Without getting lost in the physics and chemistry, air is good for two things: breathing and listening. We tend to be really good at the first, and we occasionally forget about the second. A successful business values both. Without air, you have a vacuum, and business doesn’t get done in a vacuum. Business is, ultimately, a series of transactions, and a transaction is nothing more than information shared between two parties. To complete a transaction, you must be understood by the other party. As Stephen Covey discusses in his seminal book The 7 Habits of Highly Effective People, a critical habit to success is this understanding between two parties.
Why We Listen
A successful business leader understands the value of communication. They must communicate with people below and above them in the corporate structure. Messages must flow from the top to the bottom (and from the bottom to the top) without losing integrity. The same is true for the messaging the business provides to its customers prior to, during and after a transaction. If a company says it is going to sell you blue sneakers, and then delivers red ones, something has gone terribly wrong, and more often than not, it’s a matter of poor communication.
This is a rather matter-of-fact chain — the transmission of quantified tasks or instructions and the acknowledgement and completion of those instructions. If that was all that was required of business, the world would be run by robots — autonomous machines that are exceptionally well-suited to carrying out specific instructions. But that isn’t the world we have (not yet, at least), which means the communication chain is made up of different kinds of people. Communication between individuals can get very nuanced very quickly, which makes it imperative for managers to listen as readily as they speak.
In computer networks, the fundamental transmission of data is a packet transfer. A machine on one end of a network sends over a packet of data; the machine at the other end receives it and sends back a message saying it was received. The first machine acknowledges the successful transmission of the data, and says, “Okay, here comes more data!” The second receives it, acknowledges receipt, and the process continues until all the packets have been transmitted.

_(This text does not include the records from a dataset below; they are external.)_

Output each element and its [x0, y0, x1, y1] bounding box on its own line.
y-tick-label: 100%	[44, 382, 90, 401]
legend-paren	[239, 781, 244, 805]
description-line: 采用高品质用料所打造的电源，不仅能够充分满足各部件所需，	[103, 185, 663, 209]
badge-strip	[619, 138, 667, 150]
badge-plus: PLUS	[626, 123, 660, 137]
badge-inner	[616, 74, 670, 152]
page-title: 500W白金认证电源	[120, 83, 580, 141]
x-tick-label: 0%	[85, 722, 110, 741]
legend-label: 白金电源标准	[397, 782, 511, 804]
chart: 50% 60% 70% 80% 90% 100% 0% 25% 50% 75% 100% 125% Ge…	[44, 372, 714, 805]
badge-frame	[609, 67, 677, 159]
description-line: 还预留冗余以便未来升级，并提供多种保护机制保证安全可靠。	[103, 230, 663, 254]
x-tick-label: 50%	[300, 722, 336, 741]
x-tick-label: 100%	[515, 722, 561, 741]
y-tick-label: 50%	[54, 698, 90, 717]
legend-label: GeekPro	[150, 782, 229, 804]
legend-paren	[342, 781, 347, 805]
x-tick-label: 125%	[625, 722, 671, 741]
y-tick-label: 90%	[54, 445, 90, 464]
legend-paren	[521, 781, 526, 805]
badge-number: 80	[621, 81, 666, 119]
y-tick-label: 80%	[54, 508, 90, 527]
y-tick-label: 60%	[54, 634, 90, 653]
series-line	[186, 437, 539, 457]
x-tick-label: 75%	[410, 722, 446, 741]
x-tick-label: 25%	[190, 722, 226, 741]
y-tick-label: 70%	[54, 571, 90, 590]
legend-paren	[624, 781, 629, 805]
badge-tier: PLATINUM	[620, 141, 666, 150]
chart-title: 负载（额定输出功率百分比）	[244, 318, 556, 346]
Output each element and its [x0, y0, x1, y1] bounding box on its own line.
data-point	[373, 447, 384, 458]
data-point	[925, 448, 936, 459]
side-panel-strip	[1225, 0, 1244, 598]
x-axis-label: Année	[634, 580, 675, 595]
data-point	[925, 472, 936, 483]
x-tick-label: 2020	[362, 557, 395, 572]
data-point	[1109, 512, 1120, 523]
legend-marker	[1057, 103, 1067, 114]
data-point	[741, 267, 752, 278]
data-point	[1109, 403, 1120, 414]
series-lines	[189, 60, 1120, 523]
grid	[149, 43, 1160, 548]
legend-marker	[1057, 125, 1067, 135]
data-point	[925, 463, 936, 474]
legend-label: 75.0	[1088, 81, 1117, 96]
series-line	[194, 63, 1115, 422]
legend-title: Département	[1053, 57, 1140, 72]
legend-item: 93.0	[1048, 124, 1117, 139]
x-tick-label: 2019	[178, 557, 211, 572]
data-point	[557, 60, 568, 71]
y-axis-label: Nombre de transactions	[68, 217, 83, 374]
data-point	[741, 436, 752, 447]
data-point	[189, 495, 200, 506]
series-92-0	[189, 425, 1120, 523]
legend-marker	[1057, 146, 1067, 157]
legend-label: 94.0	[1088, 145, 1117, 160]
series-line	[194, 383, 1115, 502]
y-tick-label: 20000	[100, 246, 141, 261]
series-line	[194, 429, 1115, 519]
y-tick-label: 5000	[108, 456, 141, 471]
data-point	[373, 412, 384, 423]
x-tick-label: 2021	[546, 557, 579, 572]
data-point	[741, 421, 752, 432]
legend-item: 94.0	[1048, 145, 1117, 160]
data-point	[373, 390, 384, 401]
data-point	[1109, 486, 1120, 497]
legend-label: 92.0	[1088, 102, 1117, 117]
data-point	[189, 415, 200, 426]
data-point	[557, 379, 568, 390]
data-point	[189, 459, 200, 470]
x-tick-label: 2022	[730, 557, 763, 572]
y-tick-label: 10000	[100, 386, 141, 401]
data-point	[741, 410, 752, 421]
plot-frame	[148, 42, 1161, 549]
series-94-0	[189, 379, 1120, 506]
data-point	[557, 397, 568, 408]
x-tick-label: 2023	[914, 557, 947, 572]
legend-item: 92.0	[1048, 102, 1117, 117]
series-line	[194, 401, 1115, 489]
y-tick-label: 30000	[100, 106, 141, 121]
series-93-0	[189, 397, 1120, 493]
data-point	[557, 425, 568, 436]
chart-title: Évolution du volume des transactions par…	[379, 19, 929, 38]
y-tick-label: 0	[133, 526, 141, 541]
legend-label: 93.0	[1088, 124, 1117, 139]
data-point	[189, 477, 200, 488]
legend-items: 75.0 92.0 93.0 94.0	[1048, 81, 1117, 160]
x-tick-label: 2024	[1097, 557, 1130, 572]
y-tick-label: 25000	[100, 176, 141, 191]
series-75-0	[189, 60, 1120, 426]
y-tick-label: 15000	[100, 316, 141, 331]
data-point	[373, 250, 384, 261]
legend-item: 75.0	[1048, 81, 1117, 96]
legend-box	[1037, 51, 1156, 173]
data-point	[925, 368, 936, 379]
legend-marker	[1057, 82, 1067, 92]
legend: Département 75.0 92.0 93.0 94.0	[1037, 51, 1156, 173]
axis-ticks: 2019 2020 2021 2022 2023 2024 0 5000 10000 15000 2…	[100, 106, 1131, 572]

Every communication — whether it be a packet transfer between routers, calls between birds of the same species, or coworkers discussing a TV show in the staff lounge — is a variant of the raw data transfer between two computers. Every conversation begins with one party initiating and the other party acknowledging receipt of that information and responding accordingly. Of the habit of listening, Covey says that we should practice receiving before responding. By acting in this manner, we acknowledge up front the value the other party has in the conversation. Regardless of the different roles each individual has within the business, this initial recognition of the communication protocol lets the other party know this conversation is happening at a peer-to-peer level. Acknowledgement says, “I value this transaction and I am ready to hear your message.”
The Only Bad News Is the News You Don’t Hear
A team is more effective if all members are moving in the same direction toward the same goals. By learning to listen, good managers show they care about the work their teams are doing. They are invested in and informed about the process. Their ability to make good business decisions is based on the information they’ve received from those around them, which depends to a large extent on listening well.